O ex-governador saiu da vida política em 2010, quando teve a candidatura questionada no Tribunal Superior Eleitoral (TSE), que determinou a impugnação, com base na lei Ficha Limpa. Em 2006, ele se candidatou ao Senado e assumiu, em fevereiro de 2007. Cinco meses depois, renunciou ao mandato de senador em meio a denúncias de envolvimento em corrupção no governo do Distrito Federal. O caso ficou conhecido como o escândalo da Bezerra de Ouro. Foi o mandato de senador mais rápido da história.

A possível candidatura chegou ao Supremo Tribunal Federal (STF). Temendo veredito desfavorável do STF, ele desistiu de concorrer ao cargo de governador. Na época, a poucos dias das eleições, lançou em seu lugar a esposa, Weslian Roriz, que nunca exerceu cargo político. Ela chegou ao segundo turno, mas perdeu a eleição para o candidato do PT, Agnelo Queiroz.

O enterro está marcado para amanhã, às 10h, no Cemitério da Asa Sul. Roriz morreu hoje, aos 82 anos, em Brasília, o ex-governador do Distrito Federal estava internado no Hospital Brasília, desde o dia (24) no Hospital Brasília, por conta de uma pneumonia.

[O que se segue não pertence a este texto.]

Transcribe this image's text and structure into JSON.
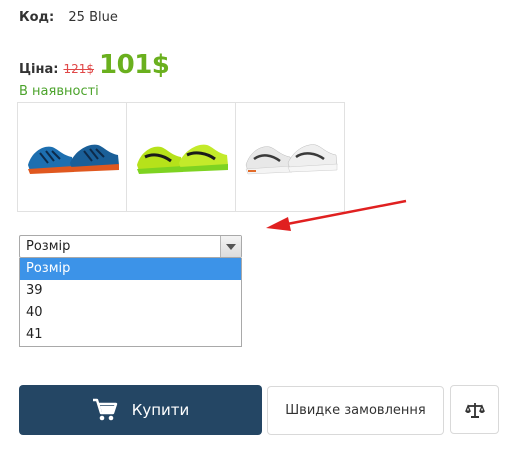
{
  "product": {
    "code_label": "Код:",
    "code_value": "25 Blue",
    "price_label": "Ціна:",
    "old_price": "121$",
    "new_price": "101$",
    "stock_status": "В наявності"
  },
  "thumbnails": [
    {
      "icon": "shoe-blue-orange",
      "colors": {
        "upper": "#1d6fb0",
        "accent": "#0d2a4a",
        "sole": "#e0581f"
      }
    },
    {
      "icon": "shoe-neon-green",
      "colors": {
        "upper": "#b6e21a",
        "accent": "#1a1a1a",
        "sole": "#7ed321"
      }
    },
    {
      "icon": "shoe-white-grey",
      "colors": {
        "upper": "#e8e8e8",
        "accent": "#3a3a3a",
        "sole": "#e26b2a"
      }
    }
  ],
  "size_select": {
    "current_value": "Розмір",
    "options": [
      "Розмір",
      "39",
      "40",
      "41"
    ],
    "highlighted_index": 0
  },
  "actions": {
    "buy_label": "Купити",
    "quick_order_label": "Швидке замовлення"
  },
  "colors": {
    "price_green": "#6ab01e",
    "old_price_red": "#e04848",
    "stock_green": "#4ca32c",
    "buy_button_bg": "#244664",
    "dropdown_highlight": "#3c93e8",
    "annotation_arrow": "#e02020"
  }
}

Juntamente com as vitórias eleitorais pesam sobre Roriz e seu governo muitas acusações. Em fevereiro deste ano, por decisão judicial, Roriz deixou de responder ao processo que trata de crimes de corrupção e lavagem de dinheiro do edifício Monet, localizado em Águas Claras. Ele e suas três filhas, Jaqueline, Wesliane e Liliane, são acusados de terem sido beneficiadas com 12 apartamentos em troca de favores. Os imóveis teriam sido uma espécie de pagamento pela facilitação do empréstimo do Banco de Brasília (BRB) à construtora WRJ Engenharia, empreiteira que ergueu o prédio. O empréstimo ocorreu em 2006, quando Roriz ainda era governador.